Sometimes the problem may fail to improve with a change in the dietary intake or even when supplements are added, while there may be a variety of reasons for this to occur, one of the first things you must consider, is that there is a possibility of food allergy, you could also have assimilation problems with digested food within the body and in addition to these, there may be other digestive enzyme deficiencies in the body, especially acids like HCL or hydrochloric acid in the stomach. Apply warm comfrey, oat straw or horsetail compresses to the affected area help relieve the pain and stiffness. Some treatments options for you to use, are herbal remedies such as the application of arnica and comfrey salves that can aid in mitigating symptoms and help speed the healing process. Another good option is to use a hot mullein poultice to relieve the pain by local application to affected areas. With other types of persistent for example with pus development along with the inflammation, a good option would be to apply a hot fenugreek seed packs. Other herbal options like alfalfa, stinging nettle and chaparral juices can supply the minerals needed for nourishing and strengthening the tissues and help in alleviating the symptoms of bursitis. Another good and simple option is a combination of horsetail and oat straw juice with a dash of capsicum added in the mix, by taking even 1 tbsp. of juice daily there is a definite fall and lessening in the symptoms associated with bursitis. Other research is discovering new things for example curcumin is the yellow pigment of turmeric, and is the active ingredient in the plant and in some recently conducted studies it has been reported to be as effective as cortisone in pain alleviation especially where bursitis is concerned and all these things without any of the associated side-effects that are often present when chemical compounds are involved. It is therefore a good idea to try out turmeric and the best way to do so is to take 500-1,000 mg three times daily on an empty stomach for a period not lesser than six weeks, in order to give it time to act.
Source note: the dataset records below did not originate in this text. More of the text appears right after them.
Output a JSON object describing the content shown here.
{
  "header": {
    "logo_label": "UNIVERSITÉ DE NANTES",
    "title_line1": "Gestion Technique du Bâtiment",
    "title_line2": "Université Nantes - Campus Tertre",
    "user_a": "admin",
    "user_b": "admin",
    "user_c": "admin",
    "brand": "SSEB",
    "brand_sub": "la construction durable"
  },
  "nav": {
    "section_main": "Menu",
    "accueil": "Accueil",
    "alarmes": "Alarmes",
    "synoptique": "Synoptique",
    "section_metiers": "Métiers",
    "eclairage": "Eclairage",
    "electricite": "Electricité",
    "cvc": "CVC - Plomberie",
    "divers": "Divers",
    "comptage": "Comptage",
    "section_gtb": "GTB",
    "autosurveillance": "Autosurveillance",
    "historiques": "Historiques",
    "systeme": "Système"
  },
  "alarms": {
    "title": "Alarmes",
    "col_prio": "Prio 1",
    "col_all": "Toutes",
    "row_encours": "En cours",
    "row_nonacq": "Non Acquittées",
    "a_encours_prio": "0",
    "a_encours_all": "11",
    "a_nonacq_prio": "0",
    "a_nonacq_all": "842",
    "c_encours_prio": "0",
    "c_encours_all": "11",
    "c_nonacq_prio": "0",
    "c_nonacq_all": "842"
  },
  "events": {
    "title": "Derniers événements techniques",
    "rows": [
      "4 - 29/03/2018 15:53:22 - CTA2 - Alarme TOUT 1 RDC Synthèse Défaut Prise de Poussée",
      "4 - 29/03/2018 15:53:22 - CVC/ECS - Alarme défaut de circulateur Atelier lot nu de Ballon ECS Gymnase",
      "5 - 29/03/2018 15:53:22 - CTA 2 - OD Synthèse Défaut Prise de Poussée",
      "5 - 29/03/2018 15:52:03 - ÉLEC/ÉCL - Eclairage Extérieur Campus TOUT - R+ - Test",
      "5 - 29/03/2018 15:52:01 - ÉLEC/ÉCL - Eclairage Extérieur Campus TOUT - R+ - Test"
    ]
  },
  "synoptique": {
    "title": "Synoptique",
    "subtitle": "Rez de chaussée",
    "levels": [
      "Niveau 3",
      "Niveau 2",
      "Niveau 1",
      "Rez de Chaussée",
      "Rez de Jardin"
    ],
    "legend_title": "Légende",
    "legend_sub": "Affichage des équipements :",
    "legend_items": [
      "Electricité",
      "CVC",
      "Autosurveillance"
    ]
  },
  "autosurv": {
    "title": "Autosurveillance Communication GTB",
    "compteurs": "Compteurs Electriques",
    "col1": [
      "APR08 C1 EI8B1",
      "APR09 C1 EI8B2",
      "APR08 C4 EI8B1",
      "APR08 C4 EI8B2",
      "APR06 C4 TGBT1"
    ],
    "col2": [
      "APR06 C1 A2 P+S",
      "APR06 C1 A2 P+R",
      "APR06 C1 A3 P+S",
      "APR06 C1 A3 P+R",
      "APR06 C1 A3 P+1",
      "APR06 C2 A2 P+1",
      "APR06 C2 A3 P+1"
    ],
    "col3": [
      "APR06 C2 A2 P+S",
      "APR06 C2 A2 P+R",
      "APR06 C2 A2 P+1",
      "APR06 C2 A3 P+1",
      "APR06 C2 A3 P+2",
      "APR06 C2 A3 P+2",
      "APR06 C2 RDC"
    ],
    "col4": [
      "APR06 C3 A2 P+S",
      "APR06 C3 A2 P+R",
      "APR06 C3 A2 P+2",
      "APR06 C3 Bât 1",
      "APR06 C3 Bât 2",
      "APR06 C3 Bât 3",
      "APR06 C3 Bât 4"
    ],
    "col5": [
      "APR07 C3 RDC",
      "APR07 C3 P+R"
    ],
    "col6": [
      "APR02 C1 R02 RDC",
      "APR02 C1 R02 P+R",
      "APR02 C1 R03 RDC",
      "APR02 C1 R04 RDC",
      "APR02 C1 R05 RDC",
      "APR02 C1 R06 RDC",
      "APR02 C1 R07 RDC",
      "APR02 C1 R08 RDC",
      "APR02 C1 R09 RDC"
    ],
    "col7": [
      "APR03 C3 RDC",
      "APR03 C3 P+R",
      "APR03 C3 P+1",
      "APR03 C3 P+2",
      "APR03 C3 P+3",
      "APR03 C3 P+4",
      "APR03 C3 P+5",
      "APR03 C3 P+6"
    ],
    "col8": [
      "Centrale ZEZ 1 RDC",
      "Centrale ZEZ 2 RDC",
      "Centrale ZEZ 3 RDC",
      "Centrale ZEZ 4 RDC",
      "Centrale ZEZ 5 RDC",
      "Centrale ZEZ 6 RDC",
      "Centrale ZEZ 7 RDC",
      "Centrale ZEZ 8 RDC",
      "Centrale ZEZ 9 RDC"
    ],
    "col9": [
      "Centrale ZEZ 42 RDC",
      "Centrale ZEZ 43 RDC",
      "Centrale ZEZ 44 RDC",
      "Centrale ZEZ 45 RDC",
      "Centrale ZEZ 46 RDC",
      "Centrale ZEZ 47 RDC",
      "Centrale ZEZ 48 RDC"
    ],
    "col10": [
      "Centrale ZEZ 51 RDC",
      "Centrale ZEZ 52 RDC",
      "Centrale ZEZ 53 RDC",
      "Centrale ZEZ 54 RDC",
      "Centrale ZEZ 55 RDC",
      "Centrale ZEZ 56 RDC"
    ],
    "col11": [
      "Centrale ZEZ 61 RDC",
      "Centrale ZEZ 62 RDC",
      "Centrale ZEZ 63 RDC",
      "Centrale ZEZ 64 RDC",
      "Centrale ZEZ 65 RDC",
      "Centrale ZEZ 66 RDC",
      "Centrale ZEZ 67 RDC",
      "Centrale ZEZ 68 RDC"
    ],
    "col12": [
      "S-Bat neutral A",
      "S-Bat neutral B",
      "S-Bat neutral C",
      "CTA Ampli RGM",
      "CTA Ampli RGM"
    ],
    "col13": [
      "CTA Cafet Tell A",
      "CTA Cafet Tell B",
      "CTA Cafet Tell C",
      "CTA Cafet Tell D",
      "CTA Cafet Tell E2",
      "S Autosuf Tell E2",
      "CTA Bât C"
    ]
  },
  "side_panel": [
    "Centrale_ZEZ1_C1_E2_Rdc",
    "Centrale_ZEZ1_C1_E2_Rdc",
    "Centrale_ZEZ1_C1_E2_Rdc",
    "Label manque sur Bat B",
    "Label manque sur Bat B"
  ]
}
Additional things you may do
There are other treatment options for persistent symptoms of bursitis such as pulsed electromagnetic therapy which is a highly recommended treatment to eliminate pain, it may also help and is reported to aid in an increase in blood circulation. An increase in the circulation of blood is very helpful because the more blood that flows into the affected area means a lot more of nutrients flows to that area. In and during the acute stages of chronic bursitis, the best and most effective remedy is to immediately rest and immobilize the affected part or the joint. Gently moving the affected part after the acute symptoms subside can aid greatly in minimizing pain and recurrence and eventually in the recovery of the affected part. Another quick and easy remedy is the application of hot potato or cabbage leaf packs to promote healing and pain minimization. An application of cider vinegar compresses relieves pain and stiffness in the joints the best way to do this is by placing a protective pad on the affected area to minimize the effects of friction and stress on the joints.